Don’t get uppity at work — we could replace you with a bot.
I feel that A.I., as we know it, would forever change not only how software is to be developed, but also how computer science talent is to be educated. Fewer students will have any software development experience beyond prompting an A.I. agent, and when something is not optimally designed or breaks, no one will be able to fix them by hand.
How to win a best paper award, written by Nicholas Carlini, is worth a quick read. Most of the ideas here were great, for example:
The majority of my papers that have received best paper awards were rejected at least once before they got in. In one case, a paper of mine was rejected four times first.
And also:
Once you’ve read everything, the second step is to forget it all. The reason is simple: everything that’s already been done has already been done. If you constrain yourself to thinking only about what’s been done, you’ll never come up with something clever and new.

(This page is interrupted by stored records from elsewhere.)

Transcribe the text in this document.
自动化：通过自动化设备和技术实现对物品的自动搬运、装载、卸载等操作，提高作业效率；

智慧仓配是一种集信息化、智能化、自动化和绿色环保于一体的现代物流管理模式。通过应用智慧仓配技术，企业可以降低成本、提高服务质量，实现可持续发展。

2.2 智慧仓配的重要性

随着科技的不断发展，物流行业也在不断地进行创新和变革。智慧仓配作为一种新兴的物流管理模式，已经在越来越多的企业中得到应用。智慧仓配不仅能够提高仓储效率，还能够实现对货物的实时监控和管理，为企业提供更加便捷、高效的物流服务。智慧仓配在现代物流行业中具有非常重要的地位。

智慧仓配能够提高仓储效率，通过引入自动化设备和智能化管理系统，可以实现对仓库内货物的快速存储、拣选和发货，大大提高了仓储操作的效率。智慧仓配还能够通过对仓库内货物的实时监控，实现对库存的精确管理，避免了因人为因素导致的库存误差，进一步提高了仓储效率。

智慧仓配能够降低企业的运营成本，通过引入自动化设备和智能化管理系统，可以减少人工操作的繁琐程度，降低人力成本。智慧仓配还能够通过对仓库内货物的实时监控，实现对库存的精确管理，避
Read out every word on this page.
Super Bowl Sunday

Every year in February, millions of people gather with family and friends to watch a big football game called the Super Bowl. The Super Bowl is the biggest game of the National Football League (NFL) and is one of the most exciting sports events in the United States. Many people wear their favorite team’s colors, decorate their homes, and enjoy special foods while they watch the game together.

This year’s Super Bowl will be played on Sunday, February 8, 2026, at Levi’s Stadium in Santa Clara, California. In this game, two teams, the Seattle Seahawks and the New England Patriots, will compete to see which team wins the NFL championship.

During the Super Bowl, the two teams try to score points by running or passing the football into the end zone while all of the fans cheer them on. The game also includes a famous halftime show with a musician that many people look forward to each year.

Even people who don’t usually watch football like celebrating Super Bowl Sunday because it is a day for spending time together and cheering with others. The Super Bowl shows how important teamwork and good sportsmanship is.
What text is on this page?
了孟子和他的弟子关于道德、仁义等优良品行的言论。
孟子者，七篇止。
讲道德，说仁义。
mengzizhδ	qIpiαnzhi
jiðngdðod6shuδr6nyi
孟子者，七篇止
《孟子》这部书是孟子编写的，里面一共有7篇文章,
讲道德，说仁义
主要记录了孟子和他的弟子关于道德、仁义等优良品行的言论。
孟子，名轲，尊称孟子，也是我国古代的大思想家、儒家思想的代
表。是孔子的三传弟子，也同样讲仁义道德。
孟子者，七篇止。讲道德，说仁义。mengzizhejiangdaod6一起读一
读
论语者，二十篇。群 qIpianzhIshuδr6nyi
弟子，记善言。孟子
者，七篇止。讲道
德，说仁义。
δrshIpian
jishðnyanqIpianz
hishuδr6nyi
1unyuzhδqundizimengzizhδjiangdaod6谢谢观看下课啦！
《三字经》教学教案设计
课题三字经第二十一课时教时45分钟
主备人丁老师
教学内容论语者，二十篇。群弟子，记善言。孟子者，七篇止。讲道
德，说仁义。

In a similar spirit, I recall Professor Jane W.S. Liu once said to her Ph.D. students: “Do not read more than 15 papers in your Ph.D. — you want to become a world-class researcher, not a mediocre one.”
If I were to briefly summarize the best writing advice I’ve received, it would be to listen to how your writing sounds spoken out loud, and try to make it understandable. I used to do this by reading my papers out loud to force myself to hear every word; I still do this sometimes, but now I also use text-to-speech systems to read the words back to me. You’ll notice things you’d never have caught yourself.
This reminds me of the NSF panel summary sessions, where panelists are required to read their panel summaries out loud to the entire panel. Apparently, many issues in writing can be caught by just listening to spoken words.
But some of the other ideas seem to be quite dated in the A.I. era. For example, one doesn’t really need to proofread the work — the agents will gladly take over the job. Conducting many experiments are no longer harder than conducting a few: the agents will automatically conduct these for you.